All experiments passed the acceptance criteria:

·     At the end of the incubation treatment period, the mean viability of the triplicate untreated U937 cells was above the threshold of 90%.

·     The CD86 basal expression of untreated U937 cells is within the range of ≥ 2% and ≤ 25% in all experiments.

·     At least two out of three IgG1 values of untreated U937 cells fell within the range of ≥ 0.6% and < 1.5% in all experiments.

·     No drift in CD86 expression was observed in the untreated controls (RPMI) and negative (LA) controls.


In all experiments the positive (TNBS) and negative (LA) control were considered valid. Overall it is concluded that the test conditions were adequate and that the test system functioned properly. 

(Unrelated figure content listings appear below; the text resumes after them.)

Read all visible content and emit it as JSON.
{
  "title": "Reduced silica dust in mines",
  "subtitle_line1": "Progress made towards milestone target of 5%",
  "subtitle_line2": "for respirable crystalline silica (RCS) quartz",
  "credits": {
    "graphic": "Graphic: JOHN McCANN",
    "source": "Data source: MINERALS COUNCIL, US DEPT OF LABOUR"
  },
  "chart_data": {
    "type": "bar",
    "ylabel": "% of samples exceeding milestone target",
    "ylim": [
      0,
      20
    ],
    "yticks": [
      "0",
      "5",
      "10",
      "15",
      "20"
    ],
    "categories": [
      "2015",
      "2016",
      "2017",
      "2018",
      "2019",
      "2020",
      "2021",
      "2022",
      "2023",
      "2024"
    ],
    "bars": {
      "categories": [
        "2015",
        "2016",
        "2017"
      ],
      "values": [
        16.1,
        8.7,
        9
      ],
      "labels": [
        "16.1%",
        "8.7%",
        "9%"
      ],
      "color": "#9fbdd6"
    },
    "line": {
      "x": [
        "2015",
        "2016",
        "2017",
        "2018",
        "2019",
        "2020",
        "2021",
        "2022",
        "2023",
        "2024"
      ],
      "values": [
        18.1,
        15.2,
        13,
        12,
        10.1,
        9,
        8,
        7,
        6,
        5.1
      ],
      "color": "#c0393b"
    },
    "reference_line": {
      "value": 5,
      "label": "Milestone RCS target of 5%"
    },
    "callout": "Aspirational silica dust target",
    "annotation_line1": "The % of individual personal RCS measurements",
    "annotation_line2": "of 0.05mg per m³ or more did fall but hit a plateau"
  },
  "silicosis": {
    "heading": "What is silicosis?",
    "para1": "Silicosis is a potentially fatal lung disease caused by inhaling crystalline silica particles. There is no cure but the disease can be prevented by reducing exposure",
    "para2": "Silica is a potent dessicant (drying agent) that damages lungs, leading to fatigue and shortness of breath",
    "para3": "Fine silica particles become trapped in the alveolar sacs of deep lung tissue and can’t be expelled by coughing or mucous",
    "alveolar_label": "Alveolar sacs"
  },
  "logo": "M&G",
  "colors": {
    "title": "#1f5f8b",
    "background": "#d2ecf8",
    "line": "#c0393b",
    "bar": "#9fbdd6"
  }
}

CH02886 showed no toxicity (No CV70value) in any of the experiments. In the first experiment the test item showed a biologically relevant, induction of the CD86 activity (EC150values of 117 µg/mL). The conclusion was inconclusive as the induction was only observed at the highest non-toxic concentration. 
In the second experiment no biologically relevant induction of the CD86 activity (No EC150 value) was measured at any of the test concentrations and the individual run conclusion was negative. As the results of the first and second experiment were not sufficient to reach a conclusion, an additional third experiment was conducted. In the third experimentno biologically relevant induction of the CD86 activity (No EC150 value) was measured at any of the test concentrations and the individual run conclusion was negative.
CH02886 is classified as negative in the U-Sens™ assay since negative results (< 150% increase) were observed in 2 out of 3 experiments at all test concentrations with a cell viability of >70% compared to the vehicle control.

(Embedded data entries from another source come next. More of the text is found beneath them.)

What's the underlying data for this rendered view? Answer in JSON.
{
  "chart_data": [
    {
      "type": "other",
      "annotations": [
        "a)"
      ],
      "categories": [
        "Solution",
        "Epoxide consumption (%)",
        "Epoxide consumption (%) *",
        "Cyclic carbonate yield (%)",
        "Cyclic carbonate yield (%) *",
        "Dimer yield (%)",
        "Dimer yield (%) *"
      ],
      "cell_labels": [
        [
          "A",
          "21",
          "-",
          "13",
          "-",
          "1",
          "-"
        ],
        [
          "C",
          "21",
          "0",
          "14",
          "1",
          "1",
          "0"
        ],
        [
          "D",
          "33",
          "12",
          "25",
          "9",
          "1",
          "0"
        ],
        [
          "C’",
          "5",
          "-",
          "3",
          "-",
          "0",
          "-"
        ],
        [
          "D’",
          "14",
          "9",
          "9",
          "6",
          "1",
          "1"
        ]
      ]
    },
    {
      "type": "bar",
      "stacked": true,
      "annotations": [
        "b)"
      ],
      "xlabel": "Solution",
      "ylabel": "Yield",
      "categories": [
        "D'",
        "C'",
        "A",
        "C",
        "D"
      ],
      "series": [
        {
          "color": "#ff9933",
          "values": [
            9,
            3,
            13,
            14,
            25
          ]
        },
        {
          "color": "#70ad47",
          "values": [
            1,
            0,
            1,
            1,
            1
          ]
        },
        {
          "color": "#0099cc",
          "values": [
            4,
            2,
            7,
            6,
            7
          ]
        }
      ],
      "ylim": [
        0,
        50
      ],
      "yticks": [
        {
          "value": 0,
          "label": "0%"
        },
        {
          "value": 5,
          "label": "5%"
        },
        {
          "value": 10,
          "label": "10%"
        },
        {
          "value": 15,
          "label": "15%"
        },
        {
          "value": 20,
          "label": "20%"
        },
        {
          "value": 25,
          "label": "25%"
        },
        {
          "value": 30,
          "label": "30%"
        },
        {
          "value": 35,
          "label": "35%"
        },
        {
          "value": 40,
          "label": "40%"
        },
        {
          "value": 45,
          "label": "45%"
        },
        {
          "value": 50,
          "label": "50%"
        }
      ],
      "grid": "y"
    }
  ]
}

In conclusion, CH02886 is classified as negative (no increase in the expression levels of CD86 cell surface marker in the U937 cell line) under the experimental conditions described in this report.

Endpoint conclusion
Endpoint conclusion:
no adverse effect observed (not sensitising)
Additional information:

As CH02886 is an inorganic substance, no DEREK (QSAR) assessment could be performed. Furthermore it is scientifically not justified to perform a DPRA. CH02886 was tested in a KeratinoSens assay and based on the results it is concluded that the substance cannot activate the antioxidant/electrophile responsive element (ARE)-dependent pathway in keratinocytes. The negative outcome of a U-SENS Assay indicates that the substance is not expected to activate dendritic cells, as shown by the lack of increase in the expression levels of CD86 cell surface marker in the U937 cell line upon exposure to CH02886.

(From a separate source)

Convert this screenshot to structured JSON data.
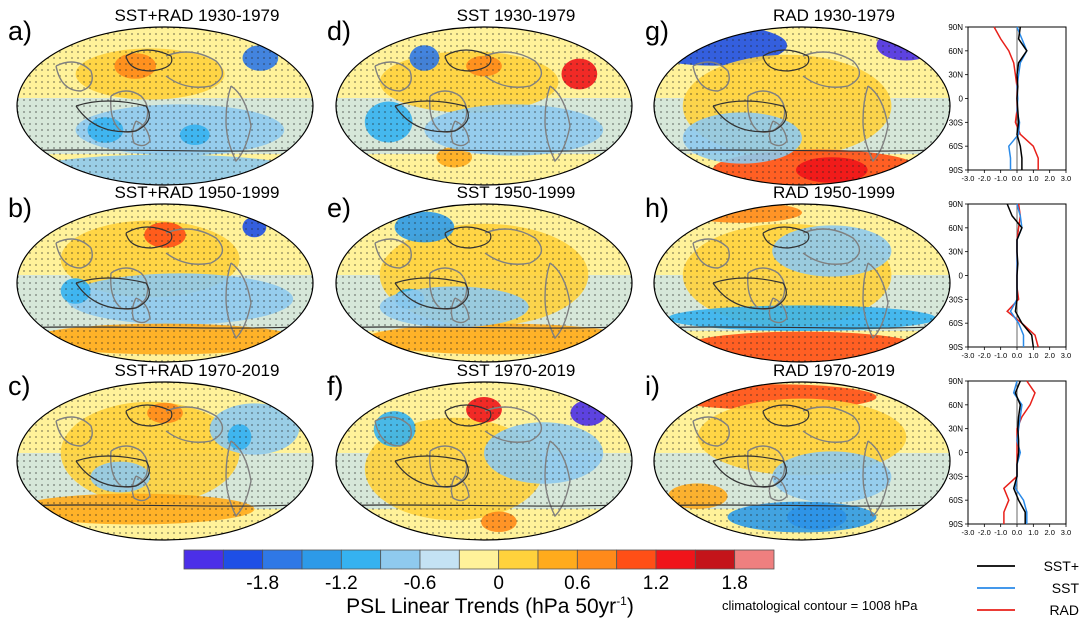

As both available in vitro tests did not indicate skin sensitizing properties of CH02886, it is considered scientifically justifiable not to classify CH02886 for skin sensitizing properties.

Justification for classification or non-classification

A strategy was followed in accordance with Section 8.3 of Annex VII of Regulation (EC) No 1907/2006 as amended in Commission Regulation (EU) 2016/1688 of 20 September 2016 and as presented in ECHA Guidance on information requirements and chemical safety assessment Chapter R.7a.

 

It was considered not scientifically justifiable to perform a DEREK assessment and a DPRA

assay, based on the fact that CH02886 contains metals for which these two methods are not applicable. The results of a KeratinoSensTMassay performed with CH02886 demonstrated that the substance is not able to activate the antioxidant/electrophile responsive element (ARE)-dependent pathway in keratinocytes. The negative outcome of a U-SENS™ Assay indicates that the substance is not expected to activate dendritic cells, as shown by the lack of increase in the expression levels of CD86 cell surface marker in the U937 cell line upon exposure to CH02886.

 

As both available in vitro tests did not indicate skin sensitizing properties of CH02886, it is considered scientifically justifiable not to classify CH02886 for skin sensitizing properties.